Andy Westlake finds out whether Canon’s inexpensive and tiny prime lens is a tasty option for APS-C users in our Canon EF-S 24mm f/2.8 STM Review
Canon EF-S 24mm f/2.8 STM – Build and handling
It may be relatively inexpensive, but this 24mm lens certainly doesn’t feel cheap. The mount is metal, and the barrel is made from quality plastic. The only external controls are the manual-focus ring, which is necessarily slim, and a small switch to change the focus mode between auto and manual.
Measuring 22.8 x 68.2mm in diameter, and tipping the scales at just 125g, this tiny lens feels like it’s barely there while you’re shooting. It works on all but the very earliest Canon DSLRs with APS-C sensors, and should be a particularly good match for the EOS 100D.

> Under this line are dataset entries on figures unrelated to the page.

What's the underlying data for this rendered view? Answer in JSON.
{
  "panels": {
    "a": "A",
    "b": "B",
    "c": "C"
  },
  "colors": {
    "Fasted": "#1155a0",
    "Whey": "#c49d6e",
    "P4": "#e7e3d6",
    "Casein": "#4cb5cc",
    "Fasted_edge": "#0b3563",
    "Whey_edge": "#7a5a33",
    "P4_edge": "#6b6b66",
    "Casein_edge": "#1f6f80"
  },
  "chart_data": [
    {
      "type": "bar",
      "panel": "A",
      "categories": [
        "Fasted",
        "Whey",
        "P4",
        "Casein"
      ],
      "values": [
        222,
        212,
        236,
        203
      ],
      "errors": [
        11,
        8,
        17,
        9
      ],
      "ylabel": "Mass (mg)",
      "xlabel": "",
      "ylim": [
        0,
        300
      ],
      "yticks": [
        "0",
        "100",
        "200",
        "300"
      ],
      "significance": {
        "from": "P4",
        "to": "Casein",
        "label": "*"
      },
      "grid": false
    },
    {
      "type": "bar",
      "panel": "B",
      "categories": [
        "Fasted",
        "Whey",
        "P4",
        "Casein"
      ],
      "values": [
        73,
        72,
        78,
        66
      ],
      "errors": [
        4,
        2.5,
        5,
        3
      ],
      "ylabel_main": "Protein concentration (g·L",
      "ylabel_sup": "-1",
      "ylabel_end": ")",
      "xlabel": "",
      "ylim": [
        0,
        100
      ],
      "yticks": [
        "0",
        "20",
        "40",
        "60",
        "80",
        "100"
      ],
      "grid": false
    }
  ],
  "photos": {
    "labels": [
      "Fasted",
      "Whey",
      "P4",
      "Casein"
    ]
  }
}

Driven by a stepper motor (STM), autofocus is reasonably fast and disconcertingly quiet. The motor is just about audible in a quiet room, with a high-pitched whine, but in noisier environments it can’t be heard at all. It’s also possible to adjust focus while recording video without it impinging on your soundtrack.
Manual focus is electronically, rather than mechanically coupled, meaning that turning the smoothly damped focus ring drives the AF motor of the lens. This works very well, and allows extremely accurate focusing. However, it’s only possible to adjust focus when the camera is turned on and metering activated by a half-press of the shutter.